I'm not sure if I'm missing something simple or not, but I've got event logs from my Salesforce instance fed in, as well as the User object, and for some reason I can aggregate on some fields of User but not others ... even though the fields exist in Splunk.

index=sfdc sourcetype=LightningPageViewCSV
|join USER_ID [ search sourcetype=sfdc:user | eval USER_ID=substr(Id,1,len(Id)-3) ]
|stats avg(EFFECTIVE_PAGE_TIME) by Name

// this works to aggregate by the user's name. Not really useful but it was a test to make sure something came through.
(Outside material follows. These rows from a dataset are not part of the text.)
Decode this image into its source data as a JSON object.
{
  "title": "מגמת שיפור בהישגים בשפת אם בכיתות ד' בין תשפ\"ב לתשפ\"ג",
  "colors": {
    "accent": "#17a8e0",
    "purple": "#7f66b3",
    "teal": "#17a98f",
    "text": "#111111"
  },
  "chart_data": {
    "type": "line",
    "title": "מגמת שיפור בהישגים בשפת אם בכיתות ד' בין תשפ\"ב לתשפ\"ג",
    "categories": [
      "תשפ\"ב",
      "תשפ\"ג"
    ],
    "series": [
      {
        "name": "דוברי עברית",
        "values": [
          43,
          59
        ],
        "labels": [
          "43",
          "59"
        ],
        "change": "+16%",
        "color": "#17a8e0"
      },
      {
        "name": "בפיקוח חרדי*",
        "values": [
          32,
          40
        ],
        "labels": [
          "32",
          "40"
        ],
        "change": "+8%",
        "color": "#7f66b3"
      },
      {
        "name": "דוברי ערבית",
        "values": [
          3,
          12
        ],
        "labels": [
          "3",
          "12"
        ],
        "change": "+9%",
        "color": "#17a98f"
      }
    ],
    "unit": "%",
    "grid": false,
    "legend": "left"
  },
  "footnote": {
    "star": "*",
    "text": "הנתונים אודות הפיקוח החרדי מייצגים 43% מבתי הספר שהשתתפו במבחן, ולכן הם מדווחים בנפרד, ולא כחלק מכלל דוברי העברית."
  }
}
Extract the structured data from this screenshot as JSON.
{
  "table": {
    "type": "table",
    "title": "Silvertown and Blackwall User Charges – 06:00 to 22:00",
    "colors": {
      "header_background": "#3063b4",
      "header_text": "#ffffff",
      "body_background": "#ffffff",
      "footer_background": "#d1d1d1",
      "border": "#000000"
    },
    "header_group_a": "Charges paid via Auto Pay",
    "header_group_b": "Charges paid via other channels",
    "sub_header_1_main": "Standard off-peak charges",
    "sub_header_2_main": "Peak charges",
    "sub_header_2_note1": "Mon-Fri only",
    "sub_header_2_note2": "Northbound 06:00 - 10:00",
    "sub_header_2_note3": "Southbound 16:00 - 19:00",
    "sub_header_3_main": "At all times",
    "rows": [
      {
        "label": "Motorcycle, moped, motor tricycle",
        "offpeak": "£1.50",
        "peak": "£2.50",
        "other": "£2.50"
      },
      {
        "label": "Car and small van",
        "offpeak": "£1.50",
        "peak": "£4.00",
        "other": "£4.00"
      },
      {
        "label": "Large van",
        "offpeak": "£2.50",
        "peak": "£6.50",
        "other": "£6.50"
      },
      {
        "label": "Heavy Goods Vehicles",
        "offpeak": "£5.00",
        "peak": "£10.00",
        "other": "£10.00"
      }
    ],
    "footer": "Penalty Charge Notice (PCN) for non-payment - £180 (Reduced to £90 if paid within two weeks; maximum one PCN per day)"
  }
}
The substring is b/c one object uses the 18-char Salesforce Id, the other uses the shortened 15-char Id. 

index=sfdc sourcetype=LightningPageViewCSV
|join USER_ID [ search sourcetype=sfdc:user | eval USER_ID=substr(Id,1,len(Id)-3) ]
|stats avg(EFFECTIVE_PAGE_TIME) by State__c,Loc__c

//no results from this for some reason ... State__c and Loc__c are custom fields on User.

index=sfdc sourcetype=sfdc:user
index=sfdc sourcetype=sfdc:user Name="[one of the names from the first query]"

//I run these just to see what I've got in my user object and I can see several people with non-null State__c and Loc__c

This is a new dev org I just spun up so I'm not sure if I missed a step in adding these sources or not. The LightningPageViewCSV is an imported static CSV file of the EventLogFile for testing. The sfdc:user was a one time read in of the User object. Both of these are tied to the sfdc index.